Увы, в жарком свете софитов к концу пьесы вазелин начал таять и стекать мне прямо в глаза. Похоже, я переусердствовал и наложил его слишком много. Разумеется, я попытался незаметно стереть излишки, но это не помогло: глаза горели огнем и слезились, все вокруг было словно в тумане – я с трудом различал людей и декорации. Разумеется, роль свою я исполнил ужасно. Во всяком случае, мне так казалось. В конце спектакля, когда король умирал, мне надо было показать, что Кралахом убит горем. Я опустился на пол рядом с его величеством и произнес короткий заключительный монолог.
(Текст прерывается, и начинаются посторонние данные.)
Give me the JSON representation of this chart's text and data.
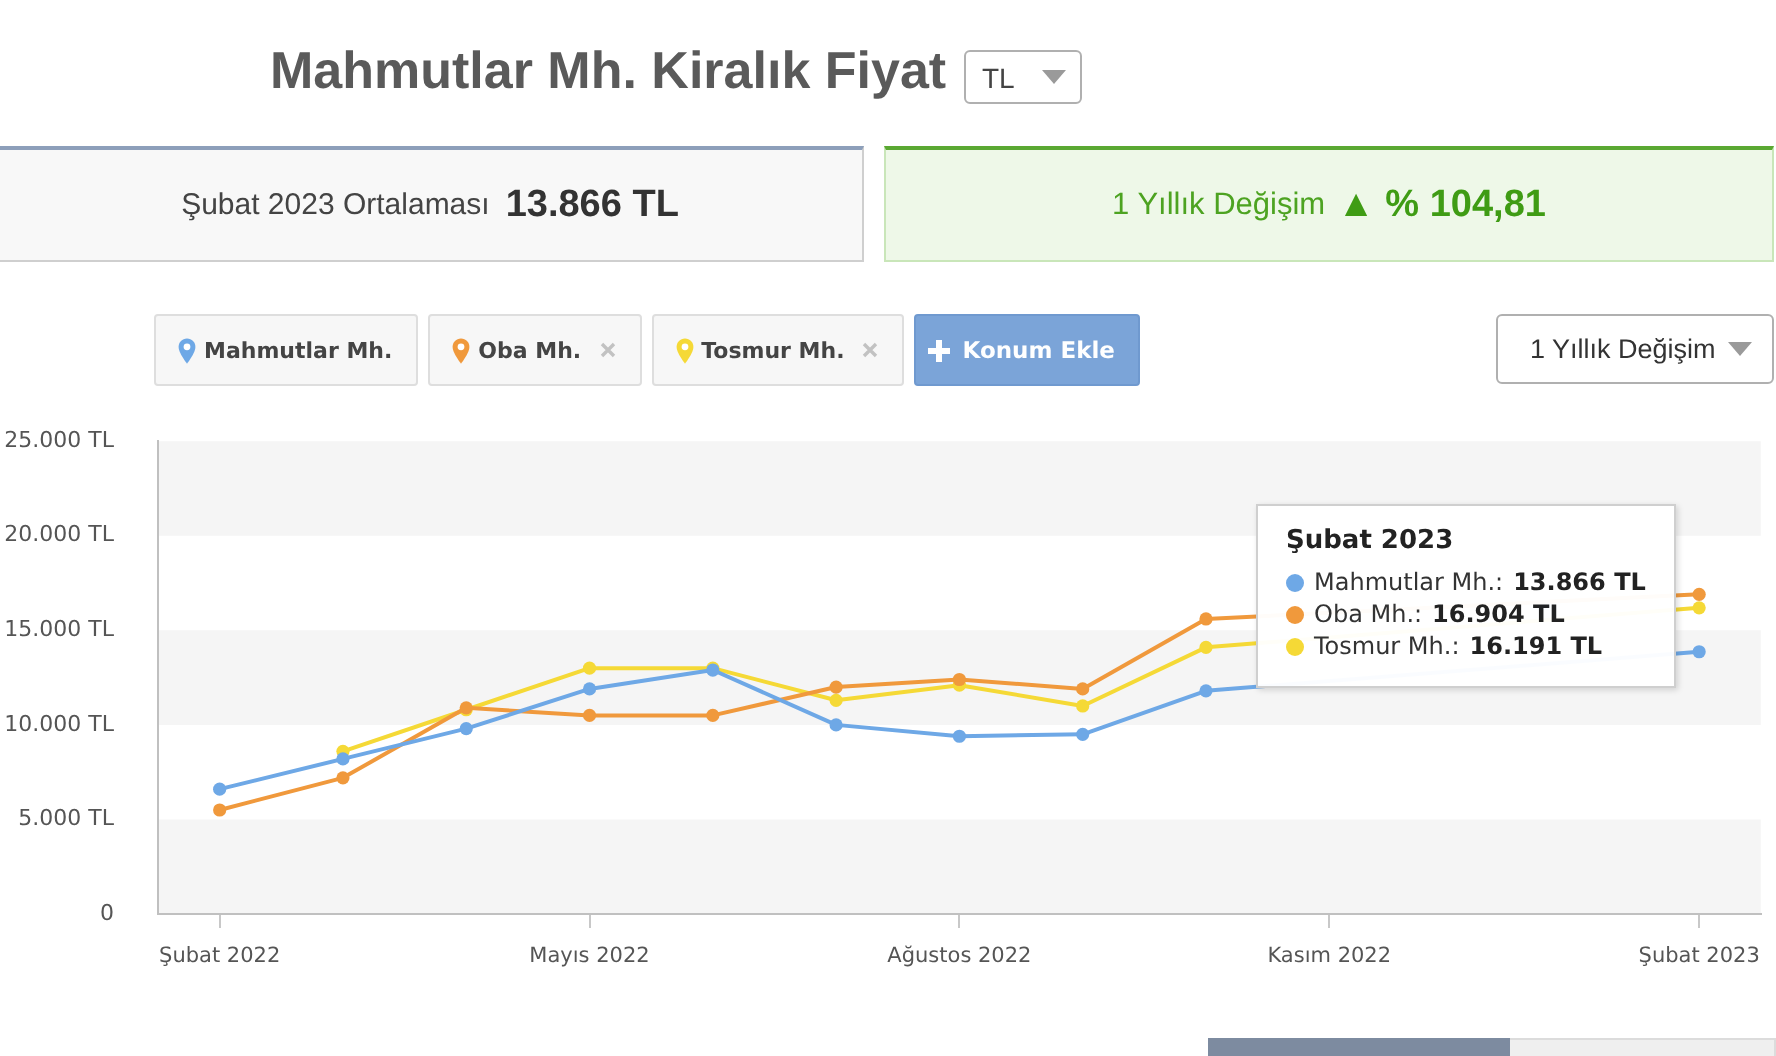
{
  "chart_data": {
    "type": "line",
    "title": "Mahmutlar Mh. Kiralık Fiyat",
    "categories": [
      "Şubat 2022",
      null,
      null,
      "Mayıs 2022",
      null,
      null,
      "Ağustos 2022",
      null,
      null,
      "Kasım 2022",
      null,
      null,
      "Şubat 2023"
    ],
    "series": [
      {
        "name": "Mahmutlar Mh.",
        "color": "#6ea8e6",
        "values": [
          6600,
          8200,
          9800,
          11900,
          12900,
          10000,
          9400,
          9500,
          11800,
          null,
          null,
          null,
          13866
        ]
      },
      {
        "name": "Oba Mh.",
        "color": "#f0993c",
        "values": [
          5500,
          7200,
          10900,
          10500,
          10500,
          12000,
          12400,
          11900,
          15600,
          null,
          null,
          null,
          16904
        ]
      },
      {
        "name": "Tosmur Mh.",
        "color": "#f5d936",
        "values": [
          null,
          8600,
          10800,
          13000,
          13000,
          11300,
          12100,
          11000,
          14100,
          null,
          null,
          null,
          16191
        ]
      }
    ],
    "ylim": [
      0,
      25000
    ],
    "yticks": [
      0,
      {
        "value": 5000,
        "label": "5.000 TL"
      },
      {
        "value": 10000,
        "label": "10.000 TL"
      },
      {
        "value": 15000,
        "label": "15.000 TL"
      },
      {
        "value": 20000,
        "label": "20.000 TL"
      },
      {
        "value": 25000,
        "label": "25.000 TL"
      }
    ],
    "bands": [
      {
        "axis": "y",
        "from": 0,
        "to": 5000,
        "color": "#f5f5f5"
      },
      {
        "axis": "y",
        "from": 10000,
        "to": 15000,
        "color": "#f5f5f5"
      },
      {
        "axis": "y",
        "from": 20000,
        "to": 25000,
        "color": "#f5f5f5"
      }
    ],
    "legend": "top left",
    "marker": "circle",
    "annotations": [
      "TL",
      "Şubat 2023 Ortalaması",
      "13.866 TL",
      "1 Yıllık Değişim",
      "▲ % 104,81",
      "Konum Ekle",
      "1 Yıllık Değişim",
      "Şubat 2023",
      "Mahmutlar Mh.: 13.866 TL",
      "Oba Mh.: 16.904 TL",
      "Tosmur Mh.: 16.191 TL"
    ]
  }
}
Слезы, вызванные жжением, так и струились по моему лицу и даже, как мне показалось, образовали на полу небольшую лужицу. Стараясь сосредоточиться, я слышал доносившийся из зала восхищенно-сочувствующий шепот. Мне даже послышались сдерживаемые рыдания.
Когда занавес опустился, на мою долю досталось гораздо больше аплодисментов, чем когда-либо прежде. После представления зрители и члены труппы принялись наперебой поздравлять меня с успехом. Никто из них не знал, что им я обязан САМВ (Стимулирующему Актерское Мастерство Вазелину).
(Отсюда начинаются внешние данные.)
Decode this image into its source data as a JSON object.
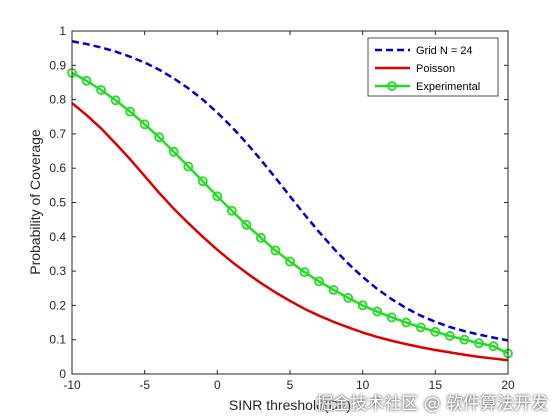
{
  "chart_data": {
    "type": "line",
    "xlabel": "SINR threshold(Db)",
    "ylabel": "Probability of Coverage",
    "xlim": [
      -10,
      20
    ],
    "ylim": [
      0,
      1
    ],
    "xticks": [
      -10,
      -5,
      0,
      5,
      10,
      15,
      20
    ],
    "yticks": [
      0,
      0.1,
      0.2,
      0.3,
      0.4,
      0.5,
      0.6,
      0.7,
      0.8,
      0.9,
      1
    ],
    "legend_position": "top-right",
    "grid": false,
    "series": [
      {
        "name": "Grid N = 24",
        "color": "#0000CC",
        "style": "dashed",
        "marker": "none",
        "x": [
          -10,
          -9,
          -8,
          -7,
          -6,
          -5,
          -4,
          -3,
          -2,
          -1,
          0,
          1,
          2,
          3,
          4,
          5,
          6,
          7,
          8,
          9,
          10,
          11,
          12,
          13,
          14,
          15,
          16,
          17,
          18,
          19,
          20
        ],
        "y": [
          0.97,
          0.962,
          0.952,
          0.94,
          0.925,
          0.908,
          0.887,
          0.862,
          0.833,
          0.8,
          0.762,
          0.72,
          0.674,
          0.624,
          0.572,
          0.518,
          0.465,
          0.414,
          0.366,
          0.322,
          0.283,
          0.248,
          0.218,
          0.192,
          0.17,
          0.152,
          0.137,
          0.125,
          0.115,
          0.106,
          0.098
        ]
      },
      {
        "name": "Poisson",
        "color": "#DD0000",
        "style": "solid",
        "marker": "none",
        "x": [
          -10,
          -9,
          -8,
          -7,
          -6,
          -5,
          -4,
          -3,
          -2,
          -1,
          0,
          1,
          2,
          3,
          4,
          5,
          6,
          7,
          8,
          9,
          10,
          11,
          12,
          13,
          14,
          15,
          16,
          17,
          18,
          19,
          20
        ],
        "y": [
          0.79,
          0.755,
          0.716,
          0.672,
          0.626,
          0.577,
          0.528,
          0.482,
          0.44,
          0.4,
          0.362,
          0.327,
          0.295,
          0.265,
          0.238,
          0.213,
          0.19,
          0.17,
          0.152,
          0.136,
          0.121,
          0.108,
          0.097,
          0.087,
          0.078,
          0.07,
          0.063,
          0.056,
          0.05,
          0.045,
          0.04
        ]
      },
      {
        "name": "Experimental",
        "color": "#22DD22",
        "style": "solid",
        "marker": "circle",
        "x": [
          -10,
          -9,
          -8,
          -7,
          -6,
          -5,
          -4,
          -3,
          -2,
          -1,
          0,
          1,
          2,
          3,
          4,
          5,
          6,
          7,
          8,
          9,
          10,
          11,
          12,
          13,
          14,
          15,
          16,
          17,
          18,
          19,
          20
        ],
        "y": [
          0.878,
          0.855,
          0.828,
          0.798,
          0.765,
          0.728,
          0.69,
          0.648,
          0.605,
          0.562,
          0.518,
          0.476,
          0.435,
          0.397,
          0.36,
          0.328,
          0.297,
          0.27,
          0.245,
          0.222,
          0.2,
          0.182,
          0.165,
          0.15,
          0.136,
          0.123,
          0.111,
          0.1,
          0.09,
          0.081,
          0.06
        ]
      }
    ]
  },
  "watermark": "掘金技术社区 @ 软件算法开发"
}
Я быстро вошел во вкус – мне стал нравиться контакт между публикой и актером. Похоже, я давал зрителям что-то, в чем они нуждались. Они подпитывались от меня эмоциями, какой-то внутренней энергией – а я, в свою очередь, заряжался от них. Я не обладал в то время актерским мастерством, способным по-настоящему захватить людей в зрительном зале, даже не знал слов, которыми можно было бы выразить, описать это чувство единения. Но я ощущал его, и мне хотелось, чтобы оно приходило ко мне снова и снова.
После «Король и я» мне довелось сыграть роль в пьесе «Эй! В моем супе девушка». Кроме того, Рэй Дженсен попросил меня и Луиса поставить произведение Теннесси Уильямса «Ночь игуаны». Мы согласились. Интересно было узнать, что такое работа режиссера-постановщика. За три дня до премьеры Рэй Дженсен ушел из труппы. У него возник конфликт с руководством театра, и он демонстративно хлопнул дверью.
Поскольку обратиться было не к кому – слишком мало оставалось времени, – руководство попросило нас с Луисом полностью взять бразды правления в свои руки. Луис, обладавший куда большим опытом, чем я, решил, что будет лучше, если он займется техническими вопросами, а я стану художественным руководителем. У меня было всего три дня, чтобы закончить работу над спектаклем. Его главным героем был лишенный духовного сана священник по имени Шэннон, который попал в субтропический Мехико и пытается осмыслить свои жизненные поражения и ошибки и сделать из них какие-то выводы.